How many low budget Australian productions are invited to screen at the Sundance Film Festival and are shown at more than 25 locations in six continents?

Offhand I can think of only one in recent few years – and it isn't a feature film. Australian media artist Lynette Wallworth's Coral: Rekindling Venus has had the kind of exposure many Oz filmmakers would kill for. An immersive film experience that takes viewers underwater through fluorescent coral reefs in Australia, Papua New Guinea and Indonesia, it's the first in a series of non-theatrical ventures from John Maynard and Bridget Ikin's Felix Media.
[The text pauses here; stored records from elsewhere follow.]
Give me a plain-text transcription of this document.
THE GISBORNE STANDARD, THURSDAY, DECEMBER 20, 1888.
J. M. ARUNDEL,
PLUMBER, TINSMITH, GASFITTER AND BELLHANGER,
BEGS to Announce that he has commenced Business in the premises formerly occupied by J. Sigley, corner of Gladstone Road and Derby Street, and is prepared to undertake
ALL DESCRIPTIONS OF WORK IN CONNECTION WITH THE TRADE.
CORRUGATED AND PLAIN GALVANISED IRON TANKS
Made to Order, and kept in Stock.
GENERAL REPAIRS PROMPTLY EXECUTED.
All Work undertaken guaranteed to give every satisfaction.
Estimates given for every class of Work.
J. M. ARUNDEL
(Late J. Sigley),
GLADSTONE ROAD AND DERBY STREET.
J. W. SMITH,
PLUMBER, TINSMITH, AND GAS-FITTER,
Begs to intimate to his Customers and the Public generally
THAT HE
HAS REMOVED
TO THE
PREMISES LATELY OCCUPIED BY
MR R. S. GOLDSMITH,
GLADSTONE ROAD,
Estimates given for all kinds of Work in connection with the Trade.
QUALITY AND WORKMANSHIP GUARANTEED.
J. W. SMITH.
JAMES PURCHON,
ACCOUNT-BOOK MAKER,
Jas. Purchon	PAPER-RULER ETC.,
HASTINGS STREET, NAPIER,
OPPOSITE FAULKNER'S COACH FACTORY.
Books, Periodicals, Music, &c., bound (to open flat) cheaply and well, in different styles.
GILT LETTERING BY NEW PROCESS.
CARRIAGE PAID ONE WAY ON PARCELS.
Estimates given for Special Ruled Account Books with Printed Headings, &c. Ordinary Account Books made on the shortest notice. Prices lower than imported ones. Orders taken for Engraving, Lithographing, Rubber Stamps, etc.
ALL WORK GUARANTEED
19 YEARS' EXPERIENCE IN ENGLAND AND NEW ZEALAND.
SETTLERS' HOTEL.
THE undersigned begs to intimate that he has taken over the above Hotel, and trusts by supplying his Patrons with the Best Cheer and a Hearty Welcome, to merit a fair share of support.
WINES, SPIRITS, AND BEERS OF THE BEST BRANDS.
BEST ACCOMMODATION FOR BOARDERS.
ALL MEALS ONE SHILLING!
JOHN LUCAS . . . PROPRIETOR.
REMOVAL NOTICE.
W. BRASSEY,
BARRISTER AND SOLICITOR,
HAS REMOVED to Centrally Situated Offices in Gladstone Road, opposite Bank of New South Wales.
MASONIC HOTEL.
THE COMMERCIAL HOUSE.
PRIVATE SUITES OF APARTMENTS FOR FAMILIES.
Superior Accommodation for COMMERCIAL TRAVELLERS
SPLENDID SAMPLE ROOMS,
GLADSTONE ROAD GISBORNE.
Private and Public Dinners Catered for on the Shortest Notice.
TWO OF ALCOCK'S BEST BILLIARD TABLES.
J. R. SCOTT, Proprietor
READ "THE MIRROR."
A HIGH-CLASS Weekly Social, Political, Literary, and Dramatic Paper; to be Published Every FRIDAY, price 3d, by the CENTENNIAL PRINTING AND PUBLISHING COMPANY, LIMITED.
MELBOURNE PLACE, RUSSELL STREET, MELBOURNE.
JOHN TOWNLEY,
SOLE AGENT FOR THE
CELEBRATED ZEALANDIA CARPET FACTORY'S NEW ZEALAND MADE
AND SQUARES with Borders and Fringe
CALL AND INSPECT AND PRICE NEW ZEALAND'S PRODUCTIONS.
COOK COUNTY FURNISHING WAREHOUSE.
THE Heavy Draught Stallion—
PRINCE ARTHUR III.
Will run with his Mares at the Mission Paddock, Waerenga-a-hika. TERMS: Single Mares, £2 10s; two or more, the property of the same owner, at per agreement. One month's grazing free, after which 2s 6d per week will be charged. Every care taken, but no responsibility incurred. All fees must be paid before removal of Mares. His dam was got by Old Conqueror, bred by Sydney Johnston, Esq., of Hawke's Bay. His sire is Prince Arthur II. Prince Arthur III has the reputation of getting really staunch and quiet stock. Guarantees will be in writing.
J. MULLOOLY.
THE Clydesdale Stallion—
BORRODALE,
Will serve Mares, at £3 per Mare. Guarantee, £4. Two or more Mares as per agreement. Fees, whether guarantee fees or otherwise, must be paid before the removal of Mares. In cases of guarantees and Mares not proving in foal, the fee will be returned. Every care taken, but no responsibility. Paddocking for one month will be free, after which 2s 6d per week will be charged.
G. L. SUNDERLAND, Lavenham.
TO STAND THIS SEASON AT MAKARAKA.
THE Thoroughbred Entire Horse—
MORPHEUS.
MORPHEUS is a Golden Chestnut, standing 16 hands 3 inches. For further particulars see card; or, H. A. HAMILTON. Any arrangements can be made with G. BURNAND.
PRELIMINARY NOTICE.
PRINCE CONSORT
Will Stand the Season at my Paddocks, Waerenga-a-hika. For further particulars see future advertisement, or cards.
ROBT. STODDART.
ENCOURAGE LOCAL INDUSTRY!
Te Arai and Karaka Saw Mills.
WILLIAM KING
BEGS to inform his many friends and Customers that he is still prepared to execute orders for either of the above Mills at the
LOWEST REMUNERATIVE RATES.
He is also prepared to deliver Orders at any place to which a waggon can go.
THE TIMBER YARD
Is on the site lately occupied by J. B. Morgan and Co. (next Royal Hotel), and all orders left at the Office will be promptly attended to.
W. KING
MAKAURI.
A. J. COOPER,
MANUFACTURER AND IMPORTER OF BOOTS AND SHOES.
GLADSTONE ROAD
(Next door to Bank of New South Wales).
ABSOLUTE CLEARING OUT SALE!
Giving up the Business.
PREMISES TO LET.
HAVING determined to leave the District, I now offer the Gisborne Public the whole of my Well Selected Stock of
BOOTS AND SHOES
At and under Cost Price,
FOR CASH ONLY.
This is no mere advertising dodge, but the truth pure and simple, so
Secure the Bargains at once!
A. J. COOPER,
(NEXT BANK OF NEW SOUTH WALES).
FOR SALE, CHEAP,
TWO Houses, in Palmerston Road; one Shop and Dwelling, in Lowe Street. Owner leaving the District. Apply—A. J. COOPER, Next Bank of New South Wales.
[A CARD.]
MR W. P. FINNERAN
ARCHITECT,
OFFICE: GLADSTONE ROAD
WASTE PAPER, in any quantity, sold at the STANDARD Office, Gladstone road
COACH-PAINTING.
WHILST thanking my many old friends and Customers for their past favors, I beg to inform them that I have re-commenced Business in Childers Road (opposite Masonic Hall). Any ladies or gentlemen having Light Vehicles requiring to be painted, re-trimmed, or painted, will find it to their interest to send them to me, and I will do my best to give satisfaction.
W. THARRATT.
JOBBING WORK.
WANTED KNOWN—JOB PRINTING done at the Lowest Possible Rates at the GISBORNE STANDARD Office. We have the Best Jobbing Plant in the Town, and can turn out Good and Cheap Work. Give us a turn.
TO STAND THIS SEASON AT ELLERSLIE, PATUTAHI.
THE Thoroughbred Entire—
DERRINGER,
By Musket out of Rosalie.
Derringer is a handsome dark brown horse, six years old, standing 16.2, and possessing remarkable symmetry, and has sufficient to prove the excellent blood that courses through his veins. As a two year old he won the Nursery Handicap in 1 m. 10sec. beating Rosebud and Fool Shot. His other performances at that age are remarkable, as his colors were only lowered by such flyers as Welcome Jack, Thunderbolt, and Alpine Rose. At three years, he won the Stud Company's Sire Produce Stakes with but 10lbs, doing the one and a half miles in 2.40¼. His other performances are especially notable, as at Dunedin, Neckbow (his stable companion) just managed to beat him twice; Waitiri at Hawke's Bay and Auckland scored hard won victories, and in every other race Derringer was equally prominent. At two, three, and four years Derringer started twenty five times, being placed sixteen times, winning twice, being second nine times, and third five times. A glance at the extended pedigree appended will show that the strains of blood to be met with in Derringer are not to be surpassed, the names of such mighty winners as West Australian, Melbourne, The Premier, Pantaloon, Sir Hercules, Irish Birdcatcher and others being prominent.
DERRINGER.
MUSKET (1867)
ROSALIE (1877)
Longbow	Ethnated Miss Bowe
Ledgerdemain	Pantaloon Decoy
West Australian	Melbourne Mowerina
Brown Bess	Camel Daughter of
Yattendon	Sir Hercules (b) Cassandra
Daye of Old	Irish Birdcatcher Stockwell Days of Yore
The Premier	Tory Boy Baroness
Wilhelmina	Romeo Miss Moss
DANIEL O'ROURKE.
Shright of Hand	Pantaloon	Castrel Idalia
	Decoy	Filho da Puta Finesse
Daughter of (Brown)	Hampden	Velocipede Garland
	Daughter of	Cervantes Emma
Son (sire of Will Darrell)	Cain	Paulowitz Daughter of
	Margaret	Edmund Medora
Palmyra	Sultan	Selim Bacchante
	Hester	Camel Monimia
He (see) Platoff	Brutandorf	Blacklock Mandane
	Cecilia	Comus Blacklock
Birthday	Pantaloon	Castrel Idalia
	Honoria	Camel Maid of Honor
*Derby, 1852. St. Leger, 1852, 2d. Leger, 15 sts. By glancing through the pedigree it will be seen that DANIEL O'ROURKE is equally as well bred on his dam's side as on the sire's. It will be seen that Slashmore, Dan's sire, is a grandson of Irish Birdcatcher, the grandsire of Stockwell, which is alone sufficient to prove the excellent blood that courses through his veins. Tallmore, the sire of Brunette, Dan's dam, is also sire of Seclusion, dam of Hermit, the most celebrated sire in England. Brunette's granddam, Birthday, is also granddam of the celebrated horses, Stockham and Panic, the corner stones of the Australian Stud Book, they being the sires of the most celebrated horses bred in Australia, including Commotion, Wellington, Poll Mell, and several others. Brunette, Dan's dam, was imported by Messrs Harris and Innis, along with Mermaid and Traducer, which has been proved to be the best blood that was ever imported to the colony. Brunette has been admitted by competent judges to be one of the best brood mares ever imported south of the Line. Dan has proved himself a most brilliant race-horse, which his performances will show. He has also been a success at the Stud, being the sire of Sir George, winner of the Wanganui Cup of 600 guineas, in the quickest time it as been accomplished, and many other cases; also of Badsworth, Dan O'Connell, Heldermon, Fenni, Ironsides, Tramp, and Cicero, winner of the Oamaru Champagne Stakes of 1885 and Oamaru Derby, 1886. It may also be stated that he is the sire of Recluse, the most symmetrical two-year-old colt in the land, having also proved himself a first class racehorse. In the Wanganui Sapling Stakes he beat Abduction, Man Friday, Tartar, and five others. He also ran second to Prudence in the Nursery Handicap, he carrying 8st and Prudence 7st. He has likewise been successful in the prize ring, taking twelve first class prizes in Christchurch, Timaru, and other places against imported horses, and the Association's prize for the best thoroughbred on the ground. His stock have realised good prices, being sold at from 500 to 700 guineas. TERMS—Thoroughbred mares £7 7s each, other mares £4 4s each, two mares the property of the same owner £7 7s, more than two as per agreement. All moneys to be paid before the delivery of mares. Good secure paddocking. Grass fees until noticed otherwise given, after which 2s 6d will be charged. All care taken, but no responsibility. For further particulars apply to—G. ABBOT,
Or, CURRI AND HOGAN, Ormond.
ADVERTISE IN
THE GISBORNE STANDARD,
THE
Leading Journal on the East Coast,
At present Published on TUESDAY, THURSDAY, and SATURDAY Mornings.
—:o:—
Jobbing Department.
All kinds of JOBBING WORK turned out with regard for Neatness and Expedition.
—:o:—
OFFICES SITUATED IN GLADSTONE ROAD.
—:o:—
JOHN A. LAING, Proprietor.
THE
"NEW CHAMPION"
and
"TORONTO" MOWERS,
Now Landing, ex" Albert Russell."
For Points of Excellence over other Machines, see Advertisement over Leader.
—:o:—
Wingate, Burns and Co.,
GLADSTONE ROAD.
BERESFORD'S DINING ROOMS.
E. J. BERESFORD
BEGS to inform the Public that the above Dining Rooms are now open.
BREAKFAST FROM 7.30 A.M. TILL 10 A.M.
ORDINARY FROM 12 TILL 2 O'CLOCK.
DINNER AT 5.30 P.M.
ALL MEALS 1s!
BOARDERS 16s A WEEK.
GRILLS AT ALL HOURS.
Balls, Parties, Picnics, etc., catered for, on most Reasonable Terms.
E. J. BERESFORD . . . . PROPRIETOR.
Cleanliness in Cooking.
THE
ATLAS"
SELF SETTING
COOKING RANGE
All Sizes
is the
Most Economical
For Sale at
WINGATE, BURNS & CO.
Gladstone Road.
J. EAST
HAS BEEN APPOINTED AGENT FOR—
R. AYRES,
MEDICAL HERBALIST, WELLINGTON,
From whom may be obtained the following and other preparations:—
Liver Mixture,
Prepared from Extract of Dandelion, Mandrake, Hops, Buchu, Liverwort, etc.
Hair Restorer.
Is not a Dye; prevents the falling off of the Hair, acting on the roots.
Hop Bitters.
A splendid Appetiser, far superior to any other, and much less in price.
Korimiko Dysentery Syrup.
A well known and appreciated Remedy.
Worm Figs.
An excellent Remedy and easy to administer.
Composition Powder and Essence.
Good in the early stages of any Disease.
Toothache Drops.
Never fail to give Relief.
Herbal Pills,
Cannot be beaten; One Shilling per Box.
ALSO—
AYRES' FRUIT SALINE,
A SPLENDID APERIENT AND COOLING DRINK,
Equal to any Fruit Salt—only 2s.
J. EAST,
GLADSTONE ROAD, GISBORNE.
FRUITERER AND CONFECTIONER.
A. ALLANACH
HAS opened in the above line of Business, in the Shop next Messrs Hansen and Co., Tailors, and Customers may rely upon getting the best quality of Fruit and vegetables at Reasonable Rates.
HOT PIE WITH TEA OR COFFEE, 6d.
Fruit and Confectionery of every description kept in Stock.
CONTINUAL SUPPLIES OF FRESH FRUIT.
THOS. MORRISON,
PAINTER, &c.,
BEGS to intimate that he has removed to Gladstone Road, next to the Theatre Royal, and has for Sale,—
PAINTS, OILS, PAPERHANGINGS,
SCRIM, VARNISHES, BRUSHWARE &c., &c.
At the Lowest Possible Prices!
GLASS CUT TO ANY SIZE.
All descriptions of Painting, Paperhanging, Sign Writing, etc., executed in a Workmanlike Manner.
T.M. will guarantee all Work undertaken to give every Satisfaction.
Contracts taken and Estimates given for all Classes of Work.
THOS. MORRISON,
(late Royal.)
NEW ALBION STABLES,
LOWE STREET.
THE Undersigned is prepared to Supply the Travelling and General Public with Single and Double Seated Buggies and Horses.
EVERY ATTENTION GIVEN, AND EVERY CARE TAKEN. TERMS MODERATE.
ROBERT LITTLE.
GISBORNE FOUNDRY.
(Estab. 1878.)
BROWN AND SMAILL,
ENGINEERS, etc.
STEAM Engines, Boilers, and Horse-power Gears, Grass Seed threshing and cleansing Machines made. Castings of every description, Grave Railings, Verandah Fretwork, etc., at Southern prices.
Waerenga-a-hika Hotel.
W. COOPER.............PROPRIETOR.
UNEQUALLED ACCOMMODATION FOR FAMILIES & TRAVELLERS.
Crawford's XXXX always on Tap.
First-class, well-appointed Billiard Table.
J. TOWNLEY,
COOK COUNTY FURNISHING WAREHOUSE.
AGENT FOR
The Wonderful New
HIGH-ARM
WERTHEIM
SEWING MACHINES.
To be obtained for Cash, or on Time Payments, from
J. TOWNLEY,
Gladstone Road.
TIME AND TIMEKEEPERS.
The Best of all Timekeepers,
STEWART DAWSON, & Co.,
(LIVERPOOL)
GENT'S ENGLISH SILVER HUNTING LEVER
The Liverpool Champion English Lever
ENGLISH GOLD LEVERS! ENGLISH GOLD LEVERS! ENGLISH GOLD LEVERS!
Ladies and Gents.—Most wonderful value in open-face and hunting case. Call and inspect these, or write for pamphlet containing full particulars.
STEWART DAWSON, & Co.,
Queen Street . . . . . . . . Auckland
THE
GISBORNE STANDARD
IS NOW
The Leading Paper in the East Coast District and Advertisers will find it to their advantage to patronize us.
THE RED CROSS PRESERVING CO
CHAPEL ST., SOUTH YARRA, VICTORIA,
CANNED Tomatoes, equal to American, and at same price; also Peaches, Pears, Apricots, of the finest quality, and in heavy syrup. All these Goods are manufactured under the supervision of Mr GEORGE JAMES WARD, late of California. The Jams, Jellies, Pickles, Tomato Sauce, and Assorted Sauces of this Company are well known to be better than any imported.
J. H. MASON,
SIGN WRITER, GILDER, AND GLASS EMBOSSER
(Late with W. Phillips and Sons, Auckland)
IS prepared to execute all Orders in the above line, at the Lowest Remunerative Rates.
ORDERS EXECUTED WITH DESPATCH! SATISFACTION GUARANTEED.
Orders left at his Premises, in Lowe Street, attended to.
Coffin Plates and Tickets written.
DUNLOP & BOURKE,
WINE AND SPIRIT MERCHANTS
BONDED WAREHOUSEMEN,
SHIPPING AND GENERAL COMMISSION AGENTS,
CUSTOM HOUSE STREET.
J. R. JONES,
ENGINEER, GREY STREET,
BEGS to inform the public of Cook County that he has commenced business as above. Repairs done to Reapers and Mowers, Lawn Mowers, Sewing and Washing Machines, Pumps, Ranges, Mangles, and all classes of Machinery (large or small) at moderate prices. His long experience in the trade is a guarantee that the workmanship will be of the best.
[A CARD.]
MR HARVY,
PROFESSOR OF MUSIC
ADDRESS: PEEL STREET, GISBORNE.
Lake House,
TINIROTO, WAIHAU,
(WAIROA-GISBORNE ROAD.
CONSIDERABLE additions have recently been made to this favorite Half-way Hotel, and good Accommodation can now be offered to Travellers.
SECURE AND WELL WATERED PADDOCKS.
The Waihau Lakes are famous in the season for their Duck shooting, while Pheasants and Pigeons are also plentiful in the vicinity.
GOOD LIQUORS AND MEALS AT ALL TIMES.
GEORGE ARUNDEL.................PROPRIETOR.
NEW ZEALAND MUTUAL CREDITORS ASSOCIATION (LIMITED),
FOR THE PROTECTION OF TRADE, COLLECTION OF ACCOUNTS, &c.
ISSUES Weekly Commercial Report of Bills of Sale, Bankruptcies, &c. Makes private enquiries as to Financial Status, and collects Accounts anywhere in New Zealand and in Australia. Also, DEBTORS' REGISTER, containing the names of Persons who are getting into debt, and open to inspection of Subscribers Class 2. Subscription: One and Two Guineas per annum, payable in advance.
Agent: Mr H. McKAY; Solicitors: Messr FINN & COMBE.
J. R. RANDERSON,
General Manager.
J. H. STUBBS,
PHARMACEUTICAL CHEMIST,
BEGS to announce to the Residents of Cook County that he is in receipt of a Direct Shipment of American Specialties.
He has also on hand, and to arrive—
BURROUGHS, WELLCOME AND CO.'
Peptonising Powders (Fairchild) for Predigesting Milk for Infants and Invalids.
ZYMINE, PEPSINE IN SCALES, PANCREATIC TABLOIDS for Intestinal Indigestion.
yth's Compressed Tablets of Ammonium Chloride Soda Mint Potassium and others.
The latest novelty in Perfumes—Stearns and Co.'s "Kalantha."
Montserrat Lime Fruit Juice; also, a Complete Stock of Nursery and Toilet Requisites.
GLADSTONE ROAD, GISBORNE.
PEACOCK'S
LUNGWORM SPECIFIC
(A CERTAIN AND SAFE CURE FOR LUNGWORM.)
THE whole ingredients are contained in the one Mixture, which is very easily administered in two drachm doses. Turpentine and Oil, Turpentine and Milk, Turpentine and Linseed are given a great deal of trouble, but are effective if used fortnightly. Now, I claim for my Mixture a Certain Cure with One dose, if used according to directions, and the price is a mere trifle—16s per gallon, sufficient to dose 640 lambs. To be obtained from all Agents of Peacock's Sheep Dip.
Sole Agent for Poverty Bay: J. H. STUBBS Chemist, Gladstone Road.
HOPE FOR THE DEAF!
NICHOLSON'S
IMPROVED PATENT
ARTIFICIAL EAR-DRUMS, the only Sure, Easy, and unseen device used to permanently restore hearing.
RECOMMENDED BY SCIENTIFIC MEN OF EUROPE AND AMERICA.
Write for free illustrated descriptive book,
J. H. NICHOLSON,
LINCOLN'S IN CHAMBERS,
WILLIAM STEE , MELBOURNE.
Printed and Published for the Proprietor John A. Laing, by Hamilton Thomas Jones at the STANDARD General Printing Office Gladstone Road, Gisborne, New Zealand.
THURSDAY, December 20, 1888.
The veteran filmmakers started producing screen-based works by visual artists last year, while maintaining their commitment to make feature films. The duo is developing several movies including Fell, a fable of revenge and renewal set in the primal darkness of a forest, penned by Natasha Pincus, which will mark the directing debut of Kasimir Burgess. His short Lily won the Crystal Bear at the 2011 Berlin International Film Festival.

Woman in the Tower is a love story set in Asia with Red Dog director Kriv Stenders, a project which Maynard likens in tone to Stenders' earlier films Boxing Day and Blacktown. Pincus is set to write and direct Clive, described by Ikin as the story of a privileged, successful man who loses both legs in a car accident and finds himself.

Explaining their move to diversify into a new, non-theatrical arena, Maynard tells SBS Film, “Our business is working with talent. We realised some of the best work is coming from visual artists. More than 800 galleries, museums, planetariums and other institutions around the world are digitally equipped. There's a big space which no one in Australia was occupying.”

Coral: Rekindling Venus premiered in the New Frontier section of the Sundance fest and in 14 full-dome planetariums throughout the US in January. The 45-minute production features deep-sea photography by Emmy Award-winning cinematographer David Hannan, with music by New York-based band Antony and the Johnsons, Australian Indigenous artist Gurumul and German composer Max Richter.

Typifying the rave reviews at Sundance, the Los Angeles Times' Kenneth Turan declared: “As close as most of us are going to get to feeling like we're in a James Cameron submersible, Coral is immersive cinema at its most spectacular.”

After the film played in the American Museum of Natural History, the Huffington Post reported: “Audible gasps filled the room, audience members clasped their hands to their chests and a few left the planetarium in tears. Through imagery and music, Wallworth offered audience members an opportunity to gain a personal connection to our oceans.”

In Australia, the film screened at the Wollongong Science Centre and Planetarium, the Sir Thomas Brisbane Planetarium in Brisbane and the Melbourne Planetarium, Scienceworks.

Felix Media's second non-theatrical work was Angelica Mesiti's Citizens Band, a sound and video installation which features musical performances from migrants from disparate corners of the globe; it premiered in the New12 exhibition at the Australian Centre for Contemporary Art in Melbourne.

Ikin and Maynard are developing another venture with Mesiti, The Cooling, which will examine communities that communicate via whistling and will be filmed in Turkey, Greece and the Canary Islands.

Another project is William Yang, My Generation, in which the gay Australian photographer reflects on his experiences in the Sydney art scene in the 1970s and '80s, including his encounters with figures such as Patrick White and Brett Whitely. The one-hour doco will premiere at this year's Sydney Film Festival followed by a screening on the ABC.